Civil Rights Lawyers Stake Claim In Confederate Statue Case
RALEIGH — A national civil rights group has warned the leaders of the University of North Carolina that they should reconsider a $2.5 million settlement involving a statue of a Confederate soldier that protesters toppled last year at the system’s flagship campus.
In a letter sent to the attorney who represented the UNC Board of Governors, the Lawyers’ Committee for Civil Rights Under Law urged the board “to take all necessary action to meet (its) fiduciary obligations to protect UNC’s interest and to recover the 2.5 million dollars to be paid to support a white supremacist organization whose values are antithetical to UNC’s mission.”
The letter was sent Wednesday, two days before the board holds its regularly scheduled meeting via conference call. It doesn’t identify anyone who might be plaintiffs in a lawsuit, although it clearly lays out a case to sue.

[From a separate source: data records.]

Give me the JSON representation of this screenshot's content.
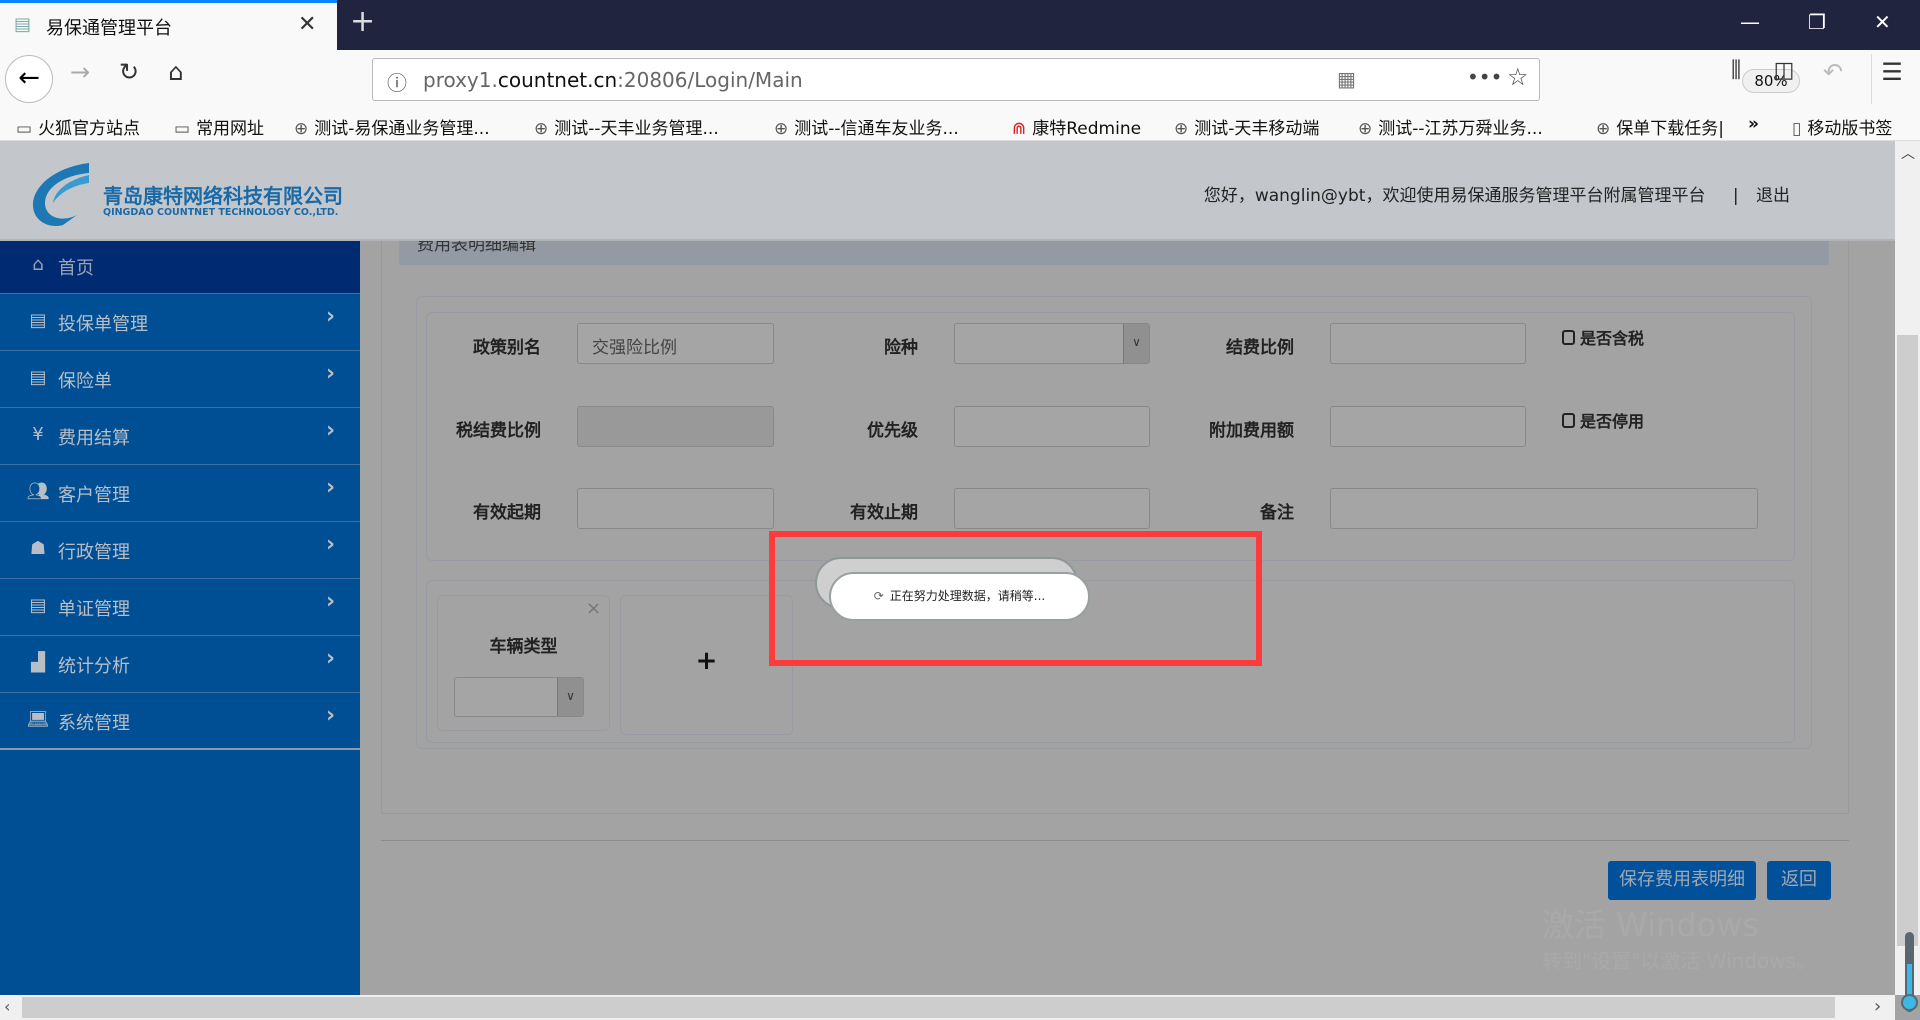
{
  "browser": {
    "tab_title": "易保通管理平台",
    "url_prefix": "proxy1.",
    "url_domain": "countnet.cn",
    "url_suffix": ":20806/Login/Main",
    "zoom": "80%",
    "bookmarks": [
      "火狐官方站点",
      "常用网址",
      "测试-易保通业务管理...",
      "测试--天丰业务管理...",
      "测试--信通车友业务...",
      "康特Redmine",
      "测试-天丰移动端",
      "测试--江苏万舜业务...",
      "保单下载任务|",
      "移动版书签"
    ]
  },
  "header": {
    "company_cn": "青岛康特网络科技有限公司",
    "company_en": "QINGDAO COUNTNET TECHNOLOGY CO.,LTD.",
    "greeting": "您好，wanglin@ybt，欢迎使用易保通服务管理平台附属管理平台",
    "logout": "退出"
  },
  "sidebar": {
    "items": [
      {
        "label": "首页",
        "icon": "home-icon"
      },
      {
        "label": "投保单管理",
        "icon": "document-icon"
      },
      {
        "label": "保险单",
        "icon": "list-icon"
      },
      {
        "label": "费用结算",
        "icon": "money-bag-icon"
      },
      {
        "label": "客户管理",
        "icon": "users-icon"
      },
      {
        "label": "行政管理",
        "icon": "group-icon"
      },
      {
        "label": "单证管理",
        "icon": "list-icon"
      },
      {
        "label": "统计分析",
        "icon": "chart-icon"
      },
      {
        "label": "系统管理",
        "icon": "laptop-icon"
      }
    ]
  },
  "form": {
    "panel_title": "费用表明细编辑",
    "policy_alias_label": "政策别名",
    "policy_alias_value": "交强险比例",
    "insurance_type_label": "险种",
    "insurance_type_value": "",
    "settle_ratio_label": "结费比例",
    "tax_included_label": "是否含税",
    "tax_settle_ratio_label": "税结费比例",
    "priority_label": "优先级",
    "extra_fee_label": "附加费用额",
    "disabled_label": "是否停用",
    "start_label": "有效起期",
    "end_label": "有效止期",
    "remark_label": "备注",
    "vehicle_type_label": "车辆类型",
    "add_symbol": "+",
    "remove_symbol": "×"
  },
  "loading": {
    "message": "正在努力处理数据，请稍等..."
  },
  "actions": {
    "save": "保存费用表明细",
    "back": "返回"
  },
  "watermark": {
    "line1": "激活 Windows",
    "line2": "转到\"设置\"以激活 Windows。"
  }
}
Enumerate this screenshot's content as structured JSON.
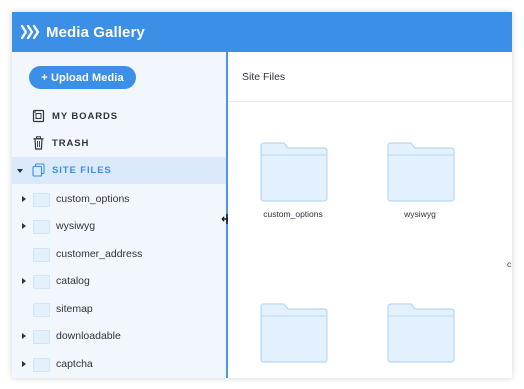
{
  "app": {
    "title": "Media Gallery"
  },
  "sidebar": {
    "upload_label": "+ Upload Media",
    "nav": [
      {
        "label": "MY BOARDS",
        "icon": "boards-icon"
      },
      {
        "label": "TRASH",
        "icon": "trash-icon"
      },
      {
        "label": "SITE FILES",
        "icon": "site-files-icon",
        "active": true
      }
    ],
    "folders": [
      {
        "label": "custom_options",
        "expandable": true
      },
      {
        "label": "wysiwyg",
        "expandable": true
      },
      {
        "label": "customer_address",
        "expandable": false
      },
      {
        "label": "catalog",
        "expandable": true
      },
      {
        "label": "sitemap",
        "expandable": false
      },
      {
        "label": "downloadable",
        "expandable": true
      },
      {
        "label": "captcha",
        "expandable": true
      }
    ]
  },
  "main": {
    "title": "Site Files",
    "cards": [
      {
        "name": "custom_options"
      },
      {
        "name": "wysiwyg"
      },
      {
        "name": "c"
      },
      {
        "name": ""
      },
      {
        "name": ""
      }
    ]
  },
  "colors": {
    "header": "#3b8fe6",
    "sidebar_bg": "#f1f7fd",
    "active_bg": "#dbeafb",
    "folder_fill": "#e3f0fd",
    "folder_stroke": "#b9d8f5"
  }
}
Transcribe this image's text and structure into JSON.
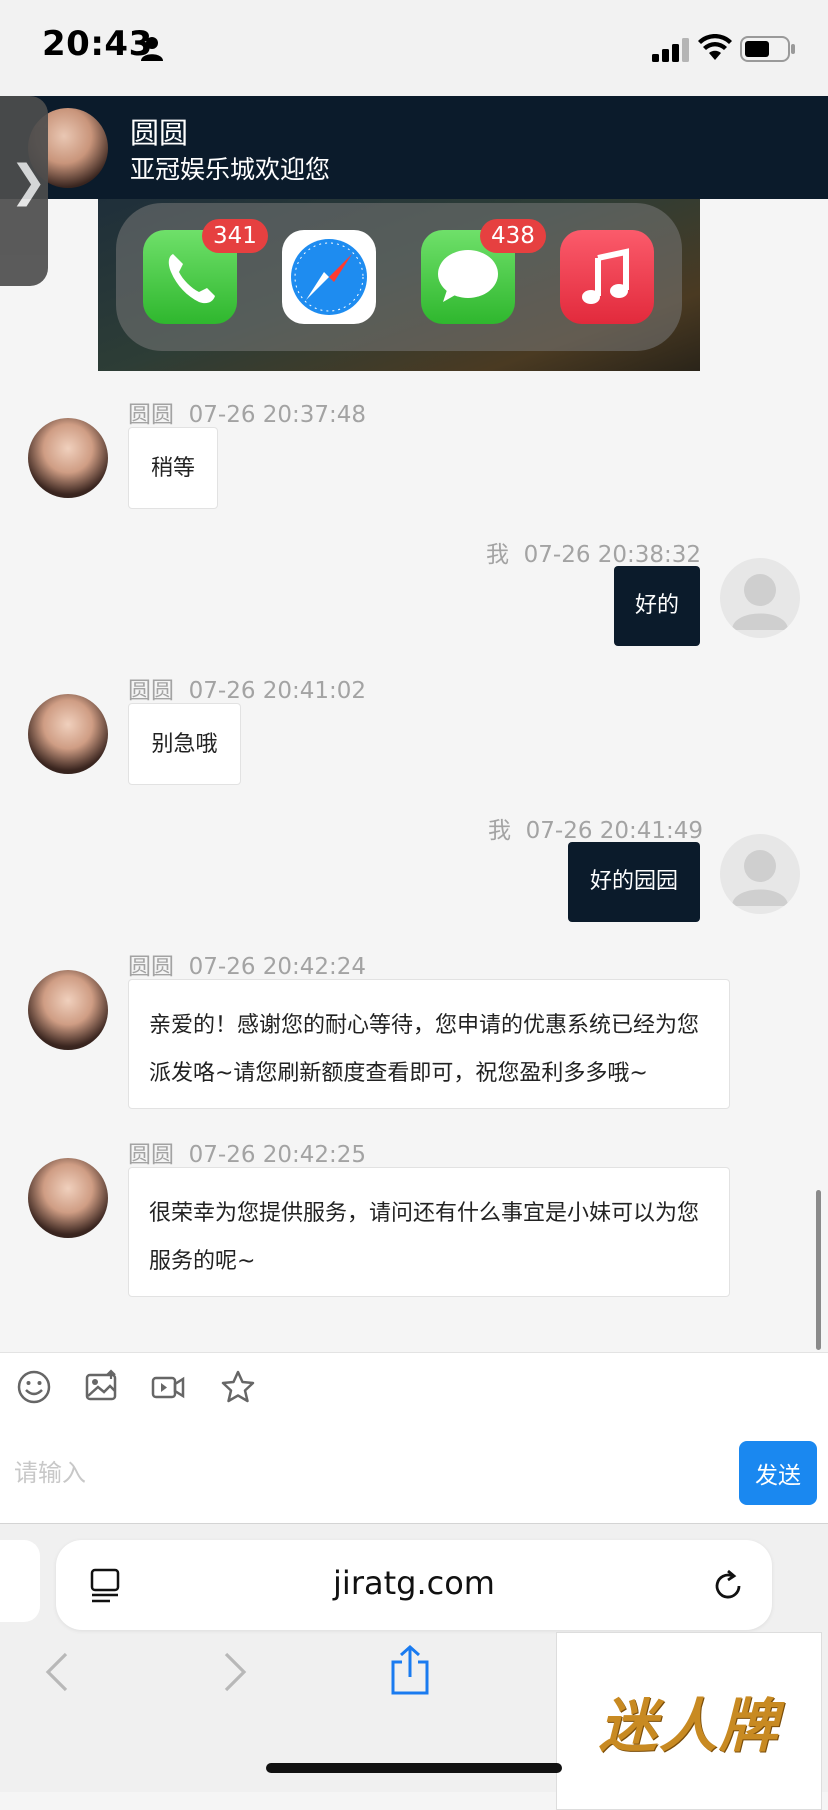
{
  "status_bar": {
    "time": "20:43"
  },
  "header": {
    "name": "圆圆",
    "subtitle": "亚冠娱乐城欢迎您"
  },
  "shared_image": {
    "badges": {
      "phone": "341",
      "messages": "438"
    }
  },
  "messages": [
    {
      "sender": "圆圆",
      "time": "07-26 20:37:48",
      "text": "稍等"
    },
    {
      "sender": "我",
      "time": "07-26 20:38:32",
      "text": "好的"
    },
    {
      "sender": "圆圆",
      "time": "07-26 20:41:02",
      "text": "别急哦"
    },
    {
      "sender": "我",
      "time": "07-26 20:41:49",
      "text": "好的园园"
    },
    {
      "sender": "圆圆",
      "time": "07-26 20:42:24",
      "text": "亲爱的！感谢您的耐心等待，您申请的优惠系统已经为您派发咯~请您刷新额度查看即可，祝您盈利多多哦~"
    },
    {
      "sender": "圆圆",
      "time": "07-26 20:42:25",
      "text": "很荣幸为您提供服务，请问还有什么事宜是小妹可以为您服务的呢~"
    }
  ],
  "composer": {
    "placeholder": "请输入",
    "send_label": "发送"
  },
  "browser": {
    "url": "jiratg.com"
  },
  "ad": {
    "text": "迷人牌"
  }
}
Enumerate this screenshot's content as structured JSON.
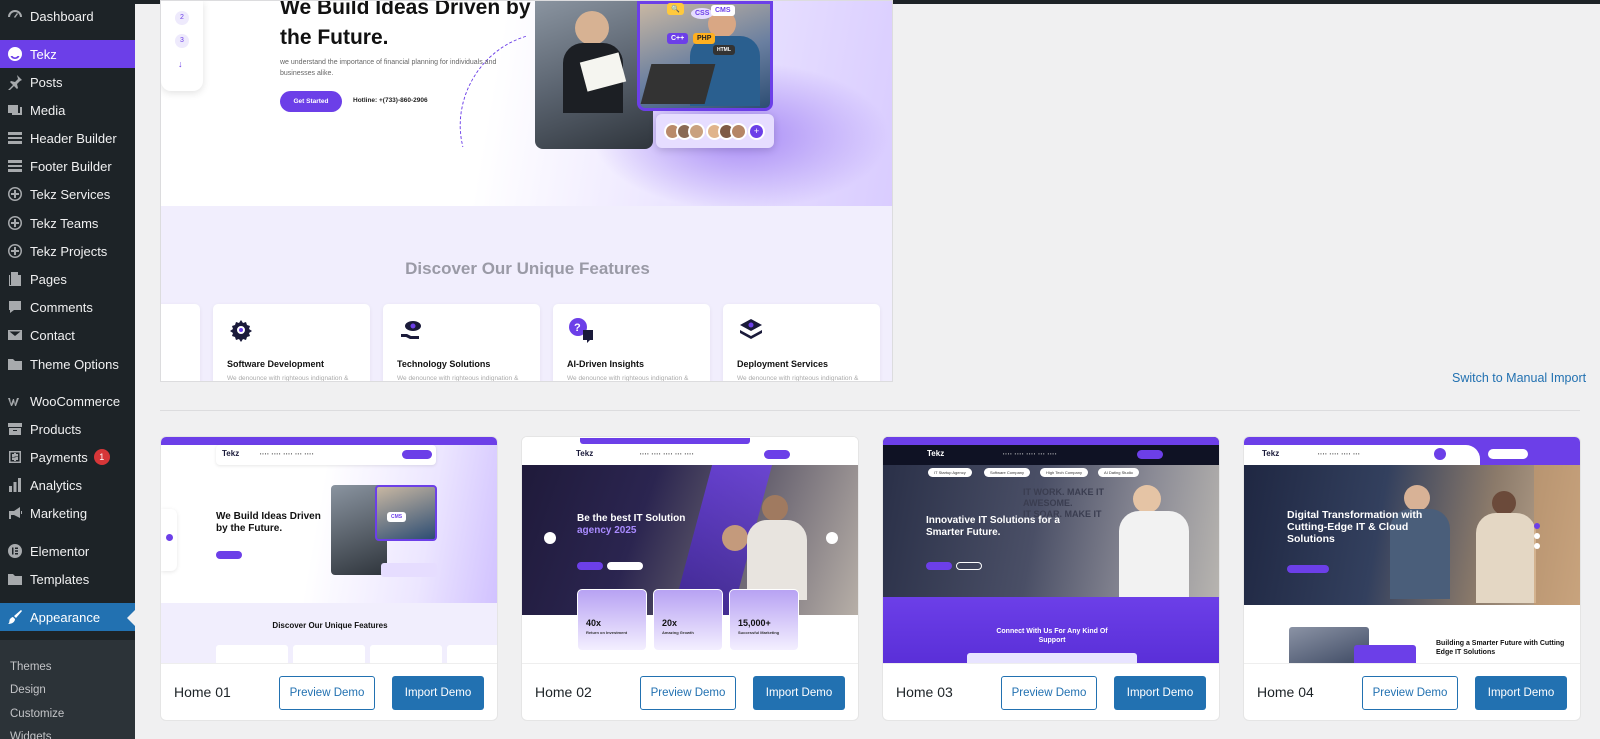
{
  "sidebar": {
    "items": [
      {
        "label": "Dashboard",
        "icon": "dashboard-icon"
      },
      {
        "label": "Tekz",
        "icon": "tekz-icon"
      },
      {
        "label": "Posts",
        "icon": "pin-icon"
      },
      {
        "label": "Media",
        "icon": "media-icon"
      },
      {
        "label": "Header Builder",
        "icon": "layout-icon"
      },
      {
        "label": "Footer Builder",
        "icon": "layout-icon"
      },
      {
        "label": "Tekz Services",
        "icon": "plus-circle-icon"
      },
      {
        "label": "Tekz Teams",
        "icon": "plus-circle-icon"
      },
      {
        "label": "Tekz Projects",
        "icon": "plus-circle-icon"
      },
      {
        "label": "Pages",
        "icon": "pages-icon"
      },
      {
        "label": "Comments",
        "icon": "comment-icon"
      },
      {
        "label": "Contact",
        "icon": "mail-icon"
      },
      {
        "label": "Theme Options",
        "icon": "folder-icon"
      },
      {
        "label": "WooCommerce",
        "icon": "woo-icon"
      },
      {
        "label": "Products",
        "icon": "archive-icon"
      },
      {
        "label": "Payments",
        "icon": "dollar-icon",
        "badge": "1"
      },
      {
        "label": "Analytics",
        "icon": "bar-chart-icon"
      },
      {
        "label": "Marketing",
        "icon": "megaphone-icon"
      },
      {
        "label": "Elementor",
        "icon": "elementor-icon"
      },
      {
        "label": "Templates",
        "icon": "folder-icon"
      },
      {
        "label": "Appearance",
        "icon": "brush-icon"
      }
    ],
    "submenu": [
      "Themes",
      "Design",
      "Customize",
      "Widgets"
    ]
  },
  "preview": {
    "hero_title": "We Build Ideas Driven by the Future.",
    "hero_desc": "we understand the importance of financial planning for individuals and businesses alike.",
    "cta": "Get Started",
    "hotline": "Hotline: +(733)-860-2906",
    "pager": [
      "2",
      "3"
    ],
    "tags": [
      "CMS",
      "CSS",
      "C++",
      "PHP",
      "HTML"
    ],
    "features_heading": "Discover Our Unique Features",
    "features": [
      {
        "title": "Software Development",
        "desc": "We denounce with righteous indignation &",
        "icon": "gear-circuit-icon"
      },
      {
        "title": "Technology Solutions",
        "desc": "We denounce with righteous indignation &",
        "icon": "hand-eye-icon"
      },
      {
        "title": "AI-Driven Insights",
        "desc": "We denounce with righteous indignation &",
        "icon": "question-chat-icon"
      },
      {
        "title": "Deployment Services",
        "desc": "We denounce with righteous indignation &",
        "icon": "layers-icon"
      }
    ]
  },
  "switch_link": "Switch to Manual Import",
  "demos": [
    {
      "name": "Home 01",
      "preview": "Preview Demo",
      "import": "Import Demo",
      "logo": "Tekz",
      "title": "We Build Ideas Driven by the Future.",
      "feature_heading": "Discover Our Unique Features",
      "tags": [
        "CMS"
      ]
    },
    {
      "name": "Home 02",
      "preview": "Preview Demo",
      "import": "Import Demo",
      "logo": "Tekz",
      "title": "Be the best IT Solution",
      "title_accent": "agency 2025",
      "stats": [
        {
          "value": "40x",
          "label": "Return on Investment"
        },
        {
          "value": "20x",
          "label": "Amazing Growth"
        },
        {
          "value": "15,000+",
          "label": "Successful Marketing"
        }
      ]
    },
    {
      "name": "Home 03",
      "preview": "Preview Demo",
      "import": "Import Demo",
      "logo": "Tekz",
      "title": "Innovative IT Solutions for a Smarter Future.",
      "chips": [
        "IT Startup Agency",
        "Software Company",
        "High Tech Company",
        "AI Dating Studio"
      ],
      "bottom": "Connect With Us For Any Kind Of Support"
    },
    {
      "name": "Home 04",
      "preview": "Preview Demo",
      "import": "Import Demo",
      "logo": "Tekz",
      "title": "Digital Transformation with Cutting-Edge IT & Cloud Solutions",
      "bottom": "Building a Smarter Future with Cutting Edge IT Solutions"
    }
  ]
}
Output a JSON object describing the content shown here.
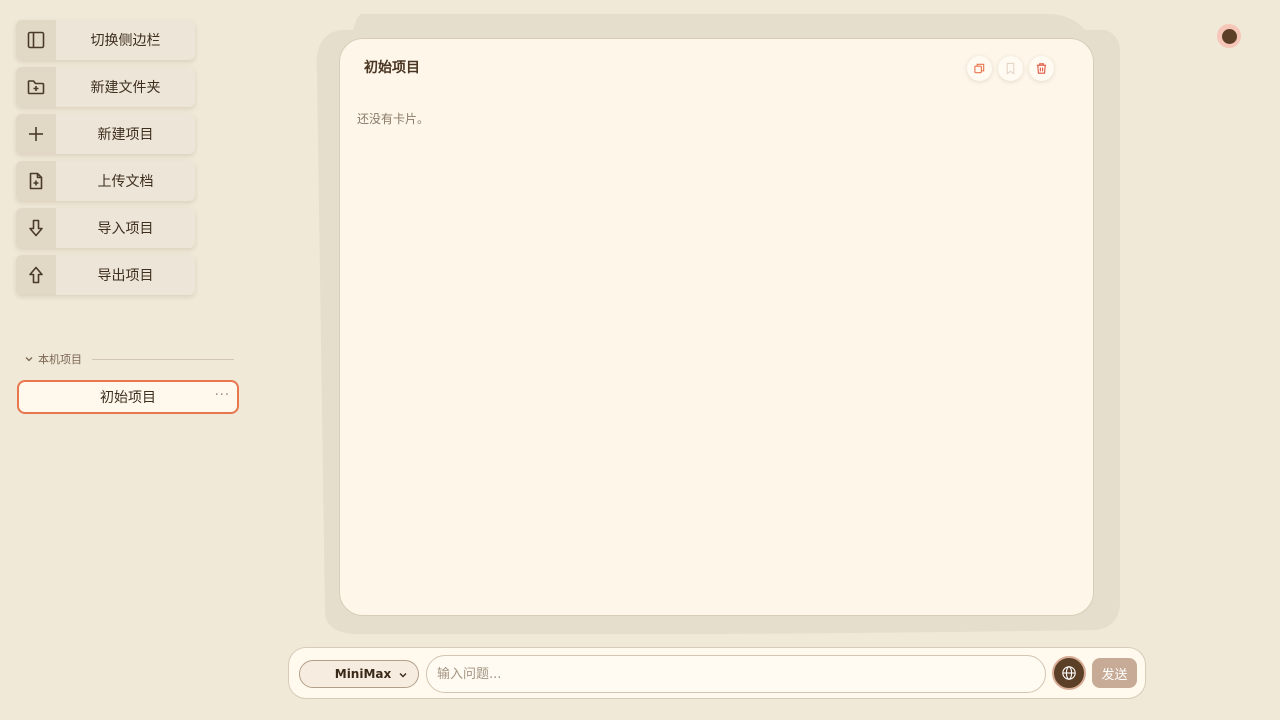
{
  "sidebar": {
    "actions": [
      {
        "label": "切换侧边栏",
        "icon": "sidebar-toggle-icon"
      },
      {
        "label": "新建文件夹",
        "icon": "folder-plus-icon"
      },
      {
        "label": "新建项目",
        "icon": "plus-icon"
      },
      {
        "label": "上传文档",
        "icon": "file-plus-icon"
      },
      {
        "label": "导入项目",
        "icon": "arrow-down-icon"
      },
      {
        "label": "导出项目",
        "icon": "arrow-up-icon"
      }
    ],
    "section_title": "本机项目",
    "projects": [
      {
        "name": "初始项目",
        "more": "···"
      }
    ]
  },
  "card": {
    "title": "初始项目",
    "empty_message": "还没有卡片。",
    "tools": [
      "copy-icon",
      "bookmark-icon",
      "trash-icon"
    ]
  },
  "chatbar": {
    "model": "MiniMax",
    "input_placeholder": "输入问题...",
    "input_value": "",
    "send_label": "发送",
    "globe_icon": "globe-icon"
  },
  "colors": {
    "background": "#f0e9d8",
    "accent": "#e8764e",
    "dark_brown": "#5c3f27",
    "card": "#fdf6e9",
    "send": "#c7ab96"
  }
}
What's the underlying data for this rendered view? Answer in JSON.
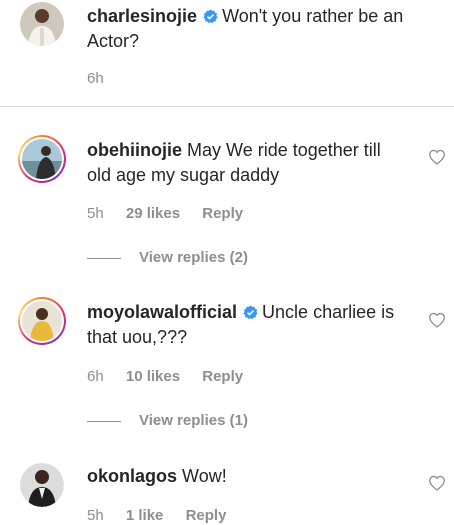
{
  "caption": {
    "username": "charlesinojie",
    "verified": true,
    "text": "Won't you rather be an Actor?",
    "time": "6h"
  },
  "comments": [
    {
      "username": "obehiinojie",
      "verified": false,
      "text": "May We ride together till old age my sugar daddy",
      "time": "5h",
      "likes": "29 likes",
      "reply_label": "Reply",
      "view_replies": "View replies (2)"
    },
    {
      "username": "moyolawalofficial",
      "verified": true,
      "text": "Uncle charliee is that uou,???",
      "time": "6h",
      "likes": "10 likes",
      "reply_label": "Reply",
      "view_replies": "View replies (1)"
    },
    {
      "username": "okonlagos",
      "verified": false,
      "text": "Wow!",
      "time": "5h",
      "likes": "1 like",
      "reply_label": "Reply"
    }
  ],
  "colors": {
    "verified_blue": "#3897f0",
    "secondary_text": "#8e8e8e",
    "primary_text": "#262626"
  }
}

Last month, UNC announced that the statue known as Silent Sam would be given to the Sons of Confederate Veterans, which would be banned from keeping the monument in any of the 14 counties that are home to university campus. Silent Sam, dedicated in 1913 to honor UNC alumni who fought for the Confederacy, stood in a main quad of the Chapel Hill campus for more than a century before protesters pulled it to the ground in 2018.
Under the agreement, university officials are to create a $2.5 million private fund that would be used for expenses related to preserving the monument or potentially building a facility to house it. Officials have said no state money will be used for the fund
Since the agreement was announced, faculty members on the Chapel Hill campus have condemned the agreement and protesters have marched against it. The state attorney general’s office has distanced itself from the settlement as well.
Attorney General Josh Stein “personally believes it is an excessive amount of money that should instead be used to strengthen the university and support students,” said Laura Brewer, a spokeswoman for the state Department of Justice, putting responsibility squarely on the shoulders of UNC leaders.
The department’s attorneys had no role in negotiating the agreement, she said. “The Board of Governors hired outside counsel and negotiated this deal entirely on its own, sidelining our office,” Brewer wrote in an email on Thursday.
But the letter from the Lawyers’ Committee for Civil Rights Under Law says the interim chancellor of UNC-Chapel Hill, Kevin Guskiewicz, wrote earlier this month that the settlement agreement was “reviewed and authorized by the Attorney General.”
Joel Curran, vice chancellor for communications at UNC-Chapel Hill, said in an email that he doesn’t see anything in the chancellor’s comments that contradicts the statement from the attorney general’s office.
UNC didn’t respond to a request to turn over the letter.
On Wednesday, Guskiewicz, wrote a letter to the system president and chairman of the Board of Governors. He asked that the board and system ensure that the $2.5 million trust is administered appropriately and that the UNC system consider providing more information about the settlement.
Ironically, most of the details of the settlement have come from a letter sent by Kevin Stone, president of the Sons of Confederate Veterans’ North Carolina pision. Stone, who signed the consent order, sent a letter to SCV members in which he “explained how the parties secretly worked together to craft a meritless lawsuit” in order to gain possession of Silent Sam and get $2.5 million for its care, the Lawyers’ Committee letter says.
In the letter, Stone says the SCV had no legal standing to sue and if it did sue, “we were 100% certain” that the lawsuit would be dismissed immediately.
“The apparent misrepresentations to the court relating to the SCV’s standing to bring the lawsuit are particularly disturbing,” the Lawyers’ Committee’s letter reads. “Mr. Stone signed a verified complaint alleging under oath that the SCV had standing to bring the suit and then sent a letter to his members admitting not only the claim had no merit but also that the standing was intentionally concealed from the court.”
The Sons of Confederate Veterans did not respond to an email seeking comment.